国際線利用客は前年比6.3%増の9454万8031人だった。とりわけ日本路線の利用が大きく伸びた。昨年の日本路線利用客は2731万人で、8.6%増加した。2019年比では44.8%増の規模だ。
日本の地方都市路線の拡大、円安の長期化、「限日令」の余波などが作用したとみられる。最近、中国政府は日本旅行はもちろん日本製品も買うなとして経済制裁に乗り出し、中国人の足が途絶え閑散になったおかげで旅行しやすい環境になったとの認識が広がっているということだ.

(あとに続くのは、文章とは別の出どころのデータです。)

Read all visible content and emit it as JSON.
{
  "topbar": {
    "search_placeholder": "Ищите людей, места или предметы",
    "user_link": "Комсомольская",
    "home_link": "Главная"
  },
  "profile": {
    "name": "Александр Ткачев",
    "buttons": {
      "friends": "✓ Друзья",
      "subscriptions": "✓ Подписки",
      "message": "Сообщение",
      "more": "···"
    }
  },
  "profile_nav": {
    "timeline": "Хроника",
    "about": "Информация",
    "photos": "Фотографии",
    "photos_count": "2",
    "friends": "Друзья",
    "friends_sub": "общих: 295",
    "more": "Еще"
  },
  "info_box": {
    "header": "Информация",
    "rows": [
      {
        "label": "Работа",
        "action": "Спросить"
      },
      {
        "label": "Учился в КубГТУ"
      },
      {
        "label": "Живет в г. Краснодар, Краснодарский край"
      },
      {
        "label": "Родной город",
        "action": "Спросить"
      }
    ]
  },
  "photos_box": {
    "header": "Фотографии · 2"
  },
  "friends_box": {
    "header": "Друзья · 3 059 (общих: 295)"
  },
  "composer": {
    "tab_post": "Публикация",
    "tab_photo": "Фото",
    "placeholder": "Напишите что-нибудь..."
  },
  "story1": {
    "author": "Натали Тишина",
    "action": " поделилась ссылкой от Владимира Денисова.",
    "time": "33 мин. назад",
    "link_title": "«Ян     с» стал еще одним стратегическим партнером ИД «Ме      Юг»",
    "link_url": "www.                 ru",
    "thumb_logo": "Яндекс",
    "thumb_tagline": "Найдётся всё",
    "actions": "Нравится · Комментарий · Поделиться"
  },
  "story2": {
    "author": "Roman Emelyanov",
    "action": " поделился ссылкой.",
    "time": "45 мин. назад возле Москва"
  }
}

中国路線も混雑している。昨年の中国路線利用客は1680万人で、22%増加した。中国政府による韓国人のビザ免除措置、昨年9月から実施された中国人団体観光客のビザなし許可(3人以上、旅行会社を通じて予約)、中国航空会社の低運賃攻勢などの影響である。
一方、国内線利用客は前年より2.8%減の3024万5051人にとどまった。
東南アジアなどアジアその他地域の路線利用客も1年で0.5%減の3482万人である。これは新型コロナ直前の2019年の95.6%水準だ。
日本・中国への旅行需要が集中したうえ、昨年下半期のカンボジア監禁・暴行事件の余波で東南アジア忌避の動きがあった影響と解釈される。
航空会社別の利用客には差が大きかった。フルサービスキャリア(FSC)の大韓航空は1914万人、アシアナ航空は1215万人が搭乗し、それぞれ8.2%、1.3%増加した。エアロケイは利用客が1年で75.4%急増して150万人、イースター航空は59.7%増の307万人、エアプレミアは42.3%増の108万人が利用した。
一方、チェジュ航空の利用客は昨年778万人で、9%減少した。エアプサン(416万人)も利用客が7.4%減った。昨年の旅客機事故と火災が発生してしばらく運航便が減少したうえ、安全に対する利用客の不安感が需要減の理由に挙げられている。